Custom Gasket Making with CNC Waterjet:
CPU Water Cooling Block
Gasket creation has been something that baffled us at WAZER for a long time. The soft, flexible nature of rubber-like materials make them prone to shift, fold, and flap during the cutting process. This leads to poor edge quality and even worse dimensional stability. We knew that we could accurately cut gaskets if we just took the time to figure it out.
In order to demonstrate the capabilities of WAZER in custom gasket manufacturing I designed a CPU Water Cooler Block, which used two gaskets of different thicknesses to seal the layers of the device.
The gaskets we created demonstrate that high quality and high complexity gaskets can be manufactured using the WAZER. These gaskets properly sealed the water cooling block from leaks in an area where a leak could short-circuit hundreds of dollars worth of computer hardware. We feel confident that using the information found in this article anyone can create exceptional custom gaskets for many applications.

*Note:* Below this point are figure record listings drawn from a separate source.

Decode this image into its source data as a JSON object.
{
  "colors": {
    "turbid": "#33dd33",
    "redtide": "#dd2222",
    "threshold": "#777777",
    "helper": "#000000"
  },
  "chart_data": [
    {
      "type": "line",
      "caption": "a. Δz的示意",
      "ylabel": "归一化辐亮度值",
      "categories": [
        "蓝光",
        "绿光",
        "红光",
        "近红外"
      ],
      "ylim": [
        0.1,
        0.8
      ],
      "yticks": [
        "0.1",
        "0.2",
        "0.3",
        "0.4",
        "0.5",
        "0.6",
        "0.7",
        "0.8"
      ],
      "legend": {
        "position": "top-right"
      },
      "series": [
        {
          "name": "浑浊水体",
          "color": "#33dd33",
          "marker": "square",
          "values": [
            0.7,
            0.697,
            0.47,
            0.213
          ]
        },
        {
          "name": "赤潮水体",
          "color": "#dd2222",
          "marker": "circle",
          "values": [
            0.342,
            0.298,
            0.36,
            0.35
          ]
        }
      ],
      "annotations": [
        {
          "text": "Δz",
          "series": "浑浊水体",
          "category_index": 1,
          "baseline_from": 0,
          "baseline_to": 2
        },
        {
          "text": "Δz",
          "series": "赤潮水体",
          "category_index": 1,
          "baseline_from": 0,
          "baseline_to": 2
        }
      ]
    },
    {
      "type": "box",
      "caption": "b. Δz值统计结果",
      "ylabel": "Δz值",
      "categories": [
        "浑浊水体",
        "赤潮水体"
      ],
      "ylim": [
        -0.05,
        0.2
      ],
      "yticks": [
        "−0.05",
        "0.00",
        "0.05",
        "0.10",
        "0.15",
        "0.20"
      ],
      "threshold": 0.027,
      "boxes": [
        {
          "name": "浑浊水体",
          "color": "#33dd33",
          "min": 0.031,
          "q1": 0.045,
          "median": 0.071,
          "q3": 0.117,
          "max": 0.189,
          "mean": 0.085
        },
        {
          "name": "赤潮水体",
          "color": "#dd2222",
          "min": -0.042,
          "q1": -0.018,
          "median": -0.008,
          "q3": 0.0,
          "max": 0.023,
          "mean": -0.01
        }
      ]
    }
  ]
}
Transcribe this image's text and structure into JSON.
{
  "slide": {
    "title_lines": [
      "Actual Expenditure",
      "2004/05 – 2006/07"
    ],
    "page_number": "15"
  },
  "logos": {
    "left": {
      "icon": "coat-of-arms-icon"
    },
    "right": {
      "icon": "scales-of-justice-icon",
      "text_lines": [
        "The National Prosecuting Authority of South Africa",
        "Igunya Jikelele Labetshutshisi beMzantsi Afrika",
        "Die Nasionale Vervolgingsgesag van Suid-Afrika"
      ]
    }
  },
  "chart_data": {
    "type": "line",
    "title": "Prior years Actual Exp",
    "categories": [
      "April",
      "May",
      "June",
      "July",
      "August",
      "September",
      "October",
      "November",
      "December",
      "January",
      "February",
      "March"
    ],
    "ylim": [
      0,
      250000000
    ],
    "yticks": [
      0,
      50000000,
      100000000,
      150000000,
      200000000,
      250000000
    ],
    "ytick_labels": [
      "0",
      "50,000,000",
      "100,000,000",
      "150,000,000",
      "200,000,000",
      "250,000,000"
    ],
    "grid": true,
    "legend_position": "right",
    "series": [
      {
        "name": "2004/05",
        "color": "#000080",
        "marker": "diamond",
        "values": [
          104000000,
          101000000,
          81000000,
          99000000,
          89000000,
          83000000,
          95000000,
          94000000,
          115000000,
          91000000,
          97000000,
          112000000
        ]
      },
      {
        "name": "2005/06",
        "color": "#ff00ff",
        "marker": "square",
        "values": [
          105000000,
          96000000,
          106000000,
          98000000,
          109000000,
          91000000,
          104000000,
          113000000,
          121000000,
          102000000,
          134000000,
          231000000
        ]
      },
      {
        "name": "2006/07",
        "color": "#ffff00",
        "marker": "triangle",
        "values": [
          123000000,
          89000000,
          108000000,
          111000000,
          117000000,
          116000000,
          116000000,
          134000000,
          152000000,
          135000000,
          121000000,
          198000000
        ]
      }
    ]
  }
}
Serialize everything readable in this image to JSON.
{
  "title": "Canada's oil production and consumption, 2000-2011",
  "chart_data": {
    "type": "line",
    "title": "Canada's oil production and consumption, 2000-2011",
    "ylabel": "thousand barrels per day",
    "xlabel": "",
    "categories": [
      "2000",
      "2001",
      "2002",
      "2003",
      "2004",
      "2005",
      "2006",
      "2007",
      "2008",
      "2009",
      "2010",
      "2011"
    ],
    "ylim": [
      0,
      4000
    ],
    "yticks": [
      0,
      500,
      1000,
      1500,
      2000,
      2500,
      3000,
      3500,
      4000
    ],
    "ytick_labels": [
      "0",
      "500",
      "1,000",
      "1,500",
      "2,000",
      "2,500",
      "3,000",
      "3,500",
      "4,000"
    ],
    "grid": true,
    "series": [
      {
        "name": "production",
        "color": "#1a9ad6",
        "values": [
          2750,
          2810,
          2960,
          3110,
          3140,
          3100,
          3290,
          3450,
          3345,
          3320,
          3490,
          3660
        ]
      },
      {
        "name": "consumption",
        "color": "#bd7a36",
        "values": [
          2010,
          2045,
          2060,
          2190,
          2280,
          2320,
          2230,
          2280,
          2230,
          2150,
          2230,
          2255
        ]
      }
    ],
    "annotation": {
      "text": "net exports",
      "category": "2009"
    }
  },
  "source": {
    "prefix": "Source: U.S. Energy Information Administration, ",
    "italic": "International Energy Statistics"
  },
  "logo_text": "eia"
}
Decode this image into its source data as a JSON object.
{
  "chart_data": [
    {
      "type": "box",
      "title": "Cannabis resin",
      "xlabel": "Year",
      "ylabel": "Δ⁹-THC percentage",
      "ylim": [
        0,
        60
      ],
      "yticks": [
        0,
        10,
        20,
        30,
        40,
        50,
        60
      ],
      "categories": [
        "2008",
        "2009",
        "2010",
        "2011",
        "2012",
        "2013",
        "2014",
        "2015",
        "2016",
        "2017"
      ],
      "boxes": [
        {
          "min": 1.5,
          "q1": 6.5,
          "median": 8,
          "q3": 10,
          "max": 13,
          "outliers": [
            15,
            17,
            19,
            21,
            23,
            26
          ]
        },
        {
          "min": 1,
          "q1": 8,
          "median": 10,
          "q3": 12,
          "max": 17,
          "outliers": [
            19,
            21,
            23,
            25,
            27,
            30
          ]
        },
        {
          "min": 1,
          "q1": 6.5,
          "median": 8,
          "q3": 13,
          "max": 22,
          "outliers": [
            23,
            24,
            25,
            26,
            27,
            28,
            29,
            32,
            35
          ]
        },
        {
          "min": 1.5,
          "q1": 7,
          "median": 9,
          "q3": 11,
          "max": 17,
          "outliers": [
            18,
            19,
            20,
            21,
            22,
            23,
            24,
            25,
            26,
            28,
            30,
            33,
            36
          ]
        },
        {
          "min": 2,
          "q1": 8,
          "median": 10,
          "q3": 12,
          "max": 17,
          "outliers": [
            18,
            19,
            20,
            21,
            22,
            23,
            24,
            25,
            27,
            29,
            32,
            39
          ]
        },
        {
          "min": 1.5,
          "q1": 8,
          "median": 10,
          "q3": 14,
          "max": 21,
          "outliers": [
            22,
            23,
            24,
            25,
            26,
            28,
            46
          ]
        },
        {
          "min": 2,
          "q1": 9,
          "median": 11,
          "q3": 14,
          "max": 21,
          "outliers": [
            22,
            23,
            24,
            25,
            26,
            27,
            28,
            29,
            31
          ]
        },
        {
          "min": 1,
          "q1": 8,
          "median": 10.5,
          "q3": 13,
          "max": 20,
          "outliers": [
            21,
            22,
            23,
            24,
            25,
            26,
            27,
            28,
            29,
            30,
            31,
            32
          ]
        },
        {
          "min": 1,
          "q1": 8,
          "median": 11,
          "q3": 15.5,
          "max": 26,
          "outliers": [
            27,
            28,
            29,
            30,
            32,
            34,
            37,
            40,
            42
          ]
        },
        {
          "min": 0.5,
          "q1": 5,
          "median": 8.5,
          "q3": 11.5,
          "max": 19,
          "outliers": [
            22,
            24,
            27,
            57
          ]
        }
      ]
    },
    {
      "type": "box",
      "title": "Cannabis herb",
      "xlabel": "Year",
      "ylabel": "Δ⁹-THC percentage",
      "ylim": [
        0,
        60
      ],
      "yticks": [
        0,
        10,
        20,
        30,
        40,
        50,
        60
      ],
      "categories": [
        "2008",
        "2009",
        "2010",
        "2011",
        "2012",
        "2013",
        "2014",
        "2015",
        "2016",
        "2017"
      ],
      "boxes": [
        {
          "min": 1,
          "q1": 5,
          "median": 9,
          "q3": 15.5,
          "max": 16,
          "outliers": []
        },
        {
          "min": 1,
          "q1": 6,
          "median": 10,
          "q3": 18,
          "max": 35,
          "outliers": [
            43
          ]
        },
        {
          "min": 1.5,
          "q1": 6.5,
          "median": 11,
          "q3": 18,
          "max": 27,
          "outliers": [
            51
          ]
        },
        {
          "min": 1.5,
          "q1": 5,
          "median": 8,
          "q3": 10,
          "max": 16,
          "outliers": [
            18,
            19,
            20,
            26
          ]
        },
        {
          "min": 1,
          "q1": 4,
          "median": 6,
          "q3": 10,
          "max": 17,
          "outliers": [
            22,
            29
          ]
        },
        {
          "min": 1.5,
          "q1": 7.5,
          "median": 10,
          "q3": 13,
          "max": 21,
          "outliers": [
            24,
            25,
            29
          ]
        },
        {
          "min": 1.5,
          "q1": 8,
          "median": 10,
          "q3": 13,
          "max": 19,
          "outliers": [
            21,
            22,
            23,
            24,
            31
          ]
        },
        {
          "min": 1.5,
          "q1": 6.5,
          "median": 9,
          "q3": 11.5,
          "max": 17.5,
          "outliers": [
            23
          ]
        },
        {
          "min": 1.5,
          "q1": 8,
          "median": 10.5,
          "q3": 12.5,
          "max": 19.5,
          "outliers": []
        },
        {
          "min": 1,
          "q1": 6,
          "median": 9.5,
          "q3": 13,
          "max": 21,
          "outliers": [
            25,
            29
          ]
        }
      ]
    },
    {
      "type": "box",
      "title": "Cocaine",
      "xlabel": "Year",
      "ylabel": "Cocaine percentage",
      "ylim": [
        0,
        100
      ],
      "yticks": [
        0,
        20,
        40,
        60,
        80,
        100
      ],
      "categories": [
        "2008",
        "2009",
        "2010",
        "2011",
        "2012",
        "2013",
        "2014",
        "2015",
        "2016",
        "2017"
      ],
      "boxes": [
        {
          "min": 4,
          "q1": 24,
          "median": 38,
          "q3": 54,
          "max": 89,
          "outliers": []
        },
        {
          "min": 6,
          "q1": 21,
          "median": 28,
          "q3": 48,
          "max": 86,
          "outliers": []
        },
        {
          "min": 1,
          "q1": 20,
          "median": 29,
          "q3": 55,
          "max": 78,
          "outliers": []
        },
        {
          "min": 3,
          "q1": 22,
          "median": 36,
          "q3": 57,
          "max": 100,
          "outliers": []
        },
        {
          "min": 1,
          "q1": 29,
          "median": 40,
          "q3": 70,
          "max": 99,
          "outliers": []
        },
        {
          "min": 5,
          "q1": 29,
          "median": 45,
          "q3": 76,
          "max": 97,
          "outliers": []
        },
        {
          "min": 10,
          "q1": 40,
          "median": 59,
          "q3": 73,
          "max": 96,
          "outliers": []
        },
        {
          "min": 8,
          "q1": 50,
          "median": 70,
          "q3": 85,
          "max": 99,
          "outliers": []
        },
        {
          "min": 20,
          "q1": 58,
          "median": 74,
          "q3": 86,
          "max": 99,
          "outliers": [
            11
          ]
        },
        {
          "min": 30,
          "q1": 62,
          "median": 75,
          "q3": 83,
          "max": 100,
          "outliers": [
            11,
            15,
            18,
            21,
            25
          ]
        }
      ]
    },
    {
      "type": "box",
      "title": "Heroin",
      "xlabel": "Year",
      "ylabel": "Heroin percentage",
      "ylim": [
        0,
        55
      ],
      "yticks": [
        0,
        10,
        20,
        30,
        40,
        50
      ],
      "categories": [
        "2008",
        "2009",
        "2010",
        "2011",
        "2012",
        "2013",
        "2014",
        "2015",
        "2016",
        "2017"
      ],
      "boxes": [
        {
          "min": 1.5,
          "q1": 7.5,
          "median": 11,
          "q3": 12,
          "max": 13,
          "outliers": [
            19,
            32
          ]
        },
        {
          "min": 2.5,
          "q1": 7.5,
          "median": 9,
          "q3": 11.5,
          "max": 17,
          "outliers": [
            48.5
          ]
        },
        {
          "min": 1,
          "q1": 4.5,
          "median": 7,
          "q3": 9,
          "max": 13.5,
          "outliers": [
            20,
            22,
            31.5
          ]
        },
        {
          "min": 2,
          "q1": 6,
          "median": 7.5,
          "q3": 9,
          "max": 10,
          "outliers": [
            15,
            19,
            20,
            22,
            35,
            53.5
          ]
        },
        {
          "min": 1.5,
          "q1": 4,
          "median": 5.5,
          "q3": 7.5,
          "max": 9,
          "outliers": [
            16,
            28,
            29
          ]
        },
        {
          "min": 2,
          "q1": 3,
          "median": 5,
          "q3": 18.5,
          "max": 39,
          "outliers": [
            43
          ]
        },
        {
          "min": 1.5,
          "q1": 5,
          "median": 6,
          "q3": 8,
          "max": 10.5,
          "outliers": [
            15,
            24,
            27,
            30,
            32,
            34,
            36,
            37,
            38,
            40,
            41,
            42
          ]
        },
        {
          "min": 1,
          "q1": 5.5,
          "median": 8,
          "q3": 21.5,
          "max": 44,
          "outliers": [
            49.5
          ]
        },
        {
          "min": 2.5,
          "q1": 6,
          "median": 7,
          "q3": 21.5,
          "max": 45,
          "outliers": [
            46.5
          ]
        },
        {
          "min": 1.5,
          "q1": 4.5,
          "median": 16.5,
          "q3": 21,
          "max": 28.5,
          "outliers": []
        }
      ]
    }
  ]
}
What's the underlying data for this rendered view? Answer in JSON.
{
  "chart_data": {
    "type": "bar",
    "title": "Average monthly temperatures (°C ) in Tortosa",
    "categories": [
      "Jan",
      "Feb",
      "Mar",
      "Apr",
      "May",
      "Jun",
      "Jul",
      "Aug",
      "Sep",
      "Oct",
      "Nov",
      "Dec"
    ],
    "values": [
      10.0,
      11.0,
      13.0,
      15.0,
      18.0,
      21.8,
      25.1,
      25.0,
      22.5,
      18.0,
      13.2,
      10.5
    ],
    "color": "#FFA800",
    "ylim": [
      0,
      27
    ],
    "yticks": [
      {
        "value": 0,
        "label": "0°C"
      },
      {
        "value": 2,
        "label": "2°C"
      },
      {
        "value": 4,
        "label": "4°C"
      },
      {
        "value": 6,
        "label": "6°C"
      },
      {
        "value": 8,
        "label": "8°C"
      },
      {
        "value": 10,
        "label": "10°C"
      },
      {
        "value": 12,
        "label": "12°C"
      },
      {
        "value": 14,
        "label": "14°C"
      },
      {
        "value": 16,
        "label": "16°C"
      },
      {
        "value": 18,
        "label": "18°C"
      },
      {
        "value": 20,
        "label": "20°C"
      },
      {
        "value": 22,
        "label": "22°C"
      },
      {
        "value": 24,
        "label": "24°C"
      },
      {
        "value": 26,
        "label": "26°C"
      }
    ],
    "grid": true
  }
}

Cutting Soft, Flexible Materials Accurately
Rubber is a very difficult material to work with when you are looking for high tolerances, sweeping curves, or precise cavity locations. The gaskets shown in the project would be impossible to create with hand tools, so the primary alternative to waterjet cutting is to machine a custom gasket die out of metal, which is expensive and overkill for low-volume applications.
Everything used in this product except the four fastening screws were cut with WAZER. Each gasket cut took only 10 minutes. The copper and stainless steel pieces each took 20 minutes to cut, and the acrylic cover took 15 minutes to cut.
In order to achieve the excellent edge quality and dimensional stability of the rubber gaskets shown in this project there are three preparation steps that should be followed.
Waterjet Cutting Rubber Gasket Techniques
The first step is adjusting the cut rate for your rubber gasket that is generated in WAM. The faster the nozzle traverses the rubber work piece the worse the edge quality of the gasket becomes. As a result it is advisable to have a cutting feed rate of less than 3 in/min (76.2 mm/min), or equivalent to the standard file for 1/16″ 6061 Aluminum. This reduced speed allows the jet to evenly cut the rubber as well as offers enough time for the jet to cut through the sacrificial backing material, which will be discussed next.
Second, you must prepare the rubber stock for cutting by attaching a sacrificial backing material to the underside of the rubber. This backing material gives the rubber rigidity in order to resist folding, flapping, or shifting during the cutting process as a result of water backflow. This material needs to be thin enough or soft enough so that the water jet can cut through both the rubber and the backing material. In this project I used a 0.012″ thick adhesive Polyethylene sheet for the thicker 1/8″ thick lower gasket. I then used a 1/16″ thick non-adhesive Delrin (acetal) sheet as the backing for the 1/64″ thick upper gasket. For exceedingly thin material, such as the 1/64″ upper gasket, an additional sacrificial top sheet can be used to further improve work piece stability. I used the 0.012″ adhesive Polyethylene sheet for this role.
Third, correct fastening of the work piece to the Cut Bed is paramount for success. I recommend a minimum of three fasteners on the outside of the gasket shape, and then at least one fastener on the inside of the gasket. This internal fastener should be in the negative (scrap) space created during the cut but should not be in the way of the Nozzle. This fastener serves to hold this scrap piece in place during the cut to prevent it from potentially interfering with the rest of the cut.
Soldering a 3D Heatsink From Thin Copper Sheet Material
All the pieces of the copper heatsink were cut from a 3/16″ copper sheet using the WAZER. To bond the fins to the base plate I first cut a steel locating jig that would connect to the bolt pattern of the copper base plate. The jig had slots for each of the fins to fit inside so that they would not shift during heating. With the bracket secured and the channels in place, I used a MAP-PRO torch and solder paste to join the pieces together and a Dremel to remove the excess solder between the channels.
The acrylic top plate was also cut using WAZER. The two central 1/4″ BSPT holes were cut using WAZER whereas the four M3 holes around the outside were only located using the WAZER and then drilled out using a drill press. I used a simple hand tap to cut the threads into the acrylic.
Custom Gasket Making for Any Application
Determining the process to create highly accurate gaskets using WAZER will allow people to create custom gaskets for many applications. Automotive, hydraulic, and pneumatic systems all require gaskets to prevent leaks, so the capability to recreate any gasket in these systems is a huge advantage.